Ve iç isyanda olgunlaşırken insan, kendi dilini oluşturur. Derdini sahipleniş, şiir kimliğini giymektir. Kendinden yola çıkarak, yol açmaktır tıkanan, çıkmazda olan ruhlara.

Belki de kaçıştır şiir. Yön istemeyen bir kaçış. Dinlenmektir, dinlemektir. Savrulmaktır biraz da. Toparlanmayı hesaba katmadan ayakların yere değişidir. Yaratılıştan gelen evrenin, tamamlanmasıdır ya da. Açık bir yarada konaklamaktır. Fırtına, daimi bir yağmur ve serpiliş. Şiir içimizdeki şeylerin ritmi. Şiir sorunların farklı dille gün yüzüne çıkışı, üstesinden gelinmeyen birçok şeyin sesli söylemi, kırgınlığın, tahammülsüzlüğün dizginlenişi ya da seyri şair, dönemine kendi sesi ile dokunuş yapmanın hazzını yaşar.

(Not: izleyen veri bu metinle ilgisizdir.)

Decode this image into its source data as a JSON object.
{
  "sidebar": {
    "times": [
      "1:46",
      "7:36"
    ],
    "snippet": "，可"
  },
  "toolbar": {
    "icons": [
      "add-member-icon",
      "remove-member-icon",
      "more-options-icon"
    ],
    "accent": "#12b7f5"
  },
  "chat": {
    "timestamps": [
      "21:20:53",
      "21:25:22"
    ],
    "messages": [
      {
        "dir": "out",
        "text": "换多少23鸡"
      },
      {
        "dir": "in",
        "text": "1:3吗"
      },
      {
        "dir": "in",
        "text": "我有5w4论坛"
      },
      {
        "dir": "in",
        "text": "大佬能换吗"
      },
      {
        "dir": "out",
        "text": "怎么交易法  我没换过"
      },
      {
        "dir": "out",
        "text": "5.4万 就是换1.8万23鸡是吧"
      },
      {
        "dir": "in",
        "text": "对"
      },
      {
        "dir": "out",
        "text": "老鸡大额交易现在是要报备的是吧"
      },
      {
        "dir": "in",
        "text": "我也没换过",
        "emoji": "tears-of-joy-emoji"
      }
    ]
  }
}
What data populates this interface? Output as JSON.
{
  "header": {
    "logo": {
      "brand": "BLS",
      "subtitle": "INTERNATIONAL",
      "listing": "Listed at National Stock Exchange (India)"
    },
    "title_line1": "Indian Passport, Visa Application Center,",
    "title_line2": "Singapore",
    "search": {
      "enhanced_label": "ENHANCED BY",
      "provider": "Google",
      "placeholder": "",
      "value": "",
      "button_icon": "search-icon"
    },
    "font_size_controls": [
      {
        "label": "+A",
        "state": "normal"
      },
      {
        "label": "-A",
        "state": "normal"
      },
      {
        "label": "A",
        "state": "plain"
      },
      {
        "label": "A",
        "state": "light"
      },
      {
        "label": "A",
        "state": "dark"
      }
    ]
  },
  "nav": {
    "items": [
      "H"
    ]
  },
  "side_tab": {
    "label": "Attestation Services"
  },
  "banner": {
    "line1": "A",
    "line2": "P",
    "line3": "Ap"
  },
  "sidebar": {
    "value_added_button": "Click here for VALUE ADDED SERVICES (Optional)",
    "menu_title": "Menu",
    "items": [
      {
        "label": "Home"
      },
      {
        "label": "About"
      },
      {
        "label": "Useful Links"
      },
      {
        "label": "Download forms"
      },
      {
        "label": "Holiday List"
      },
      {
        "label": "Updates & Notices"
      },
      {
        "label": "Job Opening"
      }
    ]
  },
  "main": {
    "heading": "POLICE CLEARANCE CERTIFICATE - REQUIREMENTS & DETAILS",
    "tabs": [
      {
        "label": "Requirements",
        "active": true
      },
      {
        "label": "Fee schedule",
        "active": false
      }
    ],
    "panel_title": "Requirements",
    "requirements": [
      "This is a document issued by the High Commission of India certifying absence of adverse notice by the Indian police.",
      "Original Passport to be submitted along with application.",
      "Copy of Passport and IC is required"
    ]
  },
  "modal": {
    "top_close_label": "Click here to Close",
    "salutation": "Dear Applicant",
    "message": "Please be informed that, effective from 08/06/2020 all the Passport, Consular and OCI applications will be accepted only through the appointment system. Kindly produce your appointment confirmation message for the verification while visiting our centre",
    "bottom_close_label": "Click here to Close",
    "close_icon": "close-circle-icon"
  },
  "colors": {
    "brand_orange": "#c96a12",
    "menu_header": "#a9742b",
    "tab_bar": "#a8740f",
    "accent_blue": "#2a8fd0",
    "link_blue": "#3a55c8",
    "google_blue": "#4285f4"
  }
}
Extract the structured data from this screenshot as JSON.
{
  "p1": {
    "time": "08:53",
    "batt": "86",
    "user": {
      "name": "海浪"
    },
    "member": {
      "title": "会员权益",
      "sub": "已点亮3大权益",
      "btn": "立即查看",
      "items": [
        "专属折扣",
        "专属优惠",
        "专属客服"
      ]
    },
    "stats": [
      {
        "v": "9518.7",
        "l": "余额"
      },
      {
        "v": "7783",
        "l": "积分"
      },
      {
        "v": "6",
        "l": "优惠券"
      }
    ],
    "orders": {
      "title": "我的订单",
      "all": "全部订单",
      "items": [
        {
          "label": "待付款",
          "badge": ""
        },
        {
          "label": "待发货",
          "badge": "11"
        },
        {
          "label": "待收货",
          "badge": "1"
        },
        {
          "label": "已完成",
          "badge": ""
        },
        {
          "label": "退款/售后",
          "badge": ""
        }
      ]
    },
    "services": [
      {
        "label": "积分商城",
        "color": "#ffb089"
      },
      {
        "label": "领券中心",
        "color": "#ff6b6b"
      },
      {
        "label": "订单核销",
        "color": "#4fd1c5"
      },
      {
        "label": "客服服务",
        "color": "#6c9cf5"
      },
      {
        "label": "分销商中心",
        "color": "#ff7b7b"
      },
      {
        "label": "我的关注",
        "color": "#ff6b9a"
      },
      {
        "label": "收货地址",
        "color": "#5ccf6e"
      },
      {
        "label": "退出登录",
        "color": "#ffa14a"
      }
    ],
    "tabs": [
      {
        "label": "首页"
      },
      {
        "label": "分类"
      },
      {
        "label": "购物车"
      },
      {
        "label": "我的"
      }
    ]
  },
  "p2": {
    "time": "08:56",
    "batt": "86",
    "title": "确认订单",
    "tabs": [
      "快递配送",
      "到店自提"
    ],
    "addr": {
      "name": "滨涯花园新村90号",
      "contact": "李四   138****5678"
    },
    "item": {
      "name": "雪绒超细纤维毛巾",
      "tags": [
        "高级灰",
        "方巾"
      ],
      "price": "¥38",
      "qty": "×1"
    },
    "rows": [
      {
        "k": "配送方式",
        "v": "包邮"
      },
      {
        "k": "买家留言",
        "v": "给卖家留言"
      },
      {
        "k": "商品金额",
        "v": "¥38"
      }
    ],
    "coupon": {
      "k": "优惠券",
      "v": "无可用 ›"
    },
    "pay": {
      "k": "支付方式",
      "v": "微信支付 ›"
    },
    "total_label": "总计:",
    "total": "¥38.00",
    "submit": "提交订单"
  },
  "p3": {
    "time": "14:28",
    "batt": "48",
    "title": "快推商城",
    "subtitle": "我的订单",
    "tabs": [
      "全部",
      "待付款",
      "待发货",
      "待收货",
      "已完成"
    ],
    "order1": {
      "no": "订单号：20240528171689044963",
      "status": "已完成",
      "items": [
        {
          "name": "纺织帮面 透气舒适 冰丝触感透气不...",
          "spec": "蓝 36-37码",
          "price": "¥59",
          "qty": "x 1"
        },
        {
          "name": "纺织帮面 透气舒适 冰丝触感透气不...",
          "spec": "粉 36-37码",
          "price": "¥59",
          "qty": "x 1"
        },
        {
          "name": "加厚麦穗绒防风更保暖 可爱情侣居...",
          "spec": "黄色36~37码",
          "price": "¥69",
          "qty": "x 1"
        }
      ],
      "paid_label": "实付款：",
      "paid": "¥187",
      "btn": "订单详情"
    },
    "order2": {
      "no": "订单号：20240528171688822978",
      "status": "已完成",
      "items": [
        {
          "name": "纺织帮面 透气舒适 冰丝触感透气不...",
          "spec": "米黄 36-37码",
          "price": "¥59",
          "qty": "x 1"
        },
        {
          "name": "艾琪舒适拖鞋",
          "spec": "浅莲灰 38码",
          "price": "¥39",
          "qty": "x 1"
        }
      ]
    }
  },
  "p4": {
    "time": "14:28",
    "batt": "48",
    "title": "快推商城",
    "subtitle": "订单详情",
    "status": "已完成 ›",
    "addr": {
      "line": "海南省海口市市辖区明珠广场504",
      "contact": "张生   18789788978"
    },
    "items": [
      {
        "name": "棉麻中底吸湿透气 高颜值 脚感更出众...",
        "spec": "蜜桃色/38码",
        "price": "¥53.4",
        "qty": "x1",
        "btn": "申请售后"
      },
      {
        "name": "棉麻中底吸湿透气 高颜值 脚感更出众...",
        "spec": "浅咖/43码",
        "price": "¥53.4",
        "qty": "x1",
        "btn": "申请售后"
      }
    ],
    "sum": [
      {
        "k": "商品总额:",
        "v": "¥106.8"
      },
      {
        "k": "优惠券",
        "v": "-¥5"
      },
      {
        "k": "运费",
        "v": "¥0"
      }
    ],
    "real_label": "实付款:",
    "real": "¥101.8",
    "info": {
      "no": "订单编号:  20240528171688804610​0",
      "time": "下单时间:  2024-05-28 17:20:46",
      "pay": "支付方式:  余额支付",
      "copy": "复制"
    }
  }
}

Evet, kural koyan, kuralı bozan, kurala isteyerek uyan bir temsildi yerde. Kural'ın yerdeki gölgesiydi insan. Verili kalıpları aşmak için seçmesi gerekirdi. Çünkü biliyordu ki kendisi de bir seçimdi bizzat. Olmaya da bilirdi, oldu. Doğmak değil olmaktı hayatı anlamlı kılan. Olmak için kuralı da kralı da aşması gerekirdi. Bunun yolu şiirdi. Yasanın sesini yasası belli olan kurallar dile getirirken. Yüreğin sesini şiirle aştı insan. Dile gelenler değil asıl önemli olan, dile gelmeyendi çünkü. İnsan şiire başvurdu çünkü şaşıran bir varlıktı, şiire başvurdu çünkü merhamet yolundaydı; şiire başvurdu çünkü mutluluk peşindeydi. Şiir insanın acziyet ve mecburiyet karşısında söze başvurmasıdır. Aslında hali anlaşılsa şiire gerek kalmazdı insanın. Kendini anlatmak için şiire başvurur. Asıl olandan, asli olandan uzaklaşmaya ve yabancılaşmaya karşı isyandır şiir. Bir tür olgunlaşmadır bunun yanında işte tam da bu noktada başlıyor şiir dli. Sıkışmışlığa tutunma yerine nefesi tercih edişin ara eylemidir şiir.

Evet, insanın yuvası Heidegger'in dediği gibi dil değil, şiirdir. Ne de şiir sadece bir ruh halinin ifşasi olduğu için değil, anlamı aradığı için değerlidir. Varlığı yeniden yaratmak değil yaratılanı anlama girişimidir şiiri değerli kılan. Şiir acziyet hali değil ağaçtaki yasaklı elmaya yeniden uzanma girişimidir. Tarihin çarkı içine sıkışan insanın çıkış arayışıdır. İnsan dili yaratan değildir, dil verilmiştir. Ama dili geliştirmesi istenmiştir. Şiirdir dile kapı açan anlama nefes aldıran. Kendisine öğretilenle yetinmesi istenen insan dışındaki her yaratıktır. Moderniteye karşı isyan ancak şiirle mümkündür. Parçalanmışlığın, çelişkilerin, çoklukta birliğin, her şeyin ama her şeyin birlikte varoluş evidir şiir. Şiir insandır. İnsanın varoluşudur.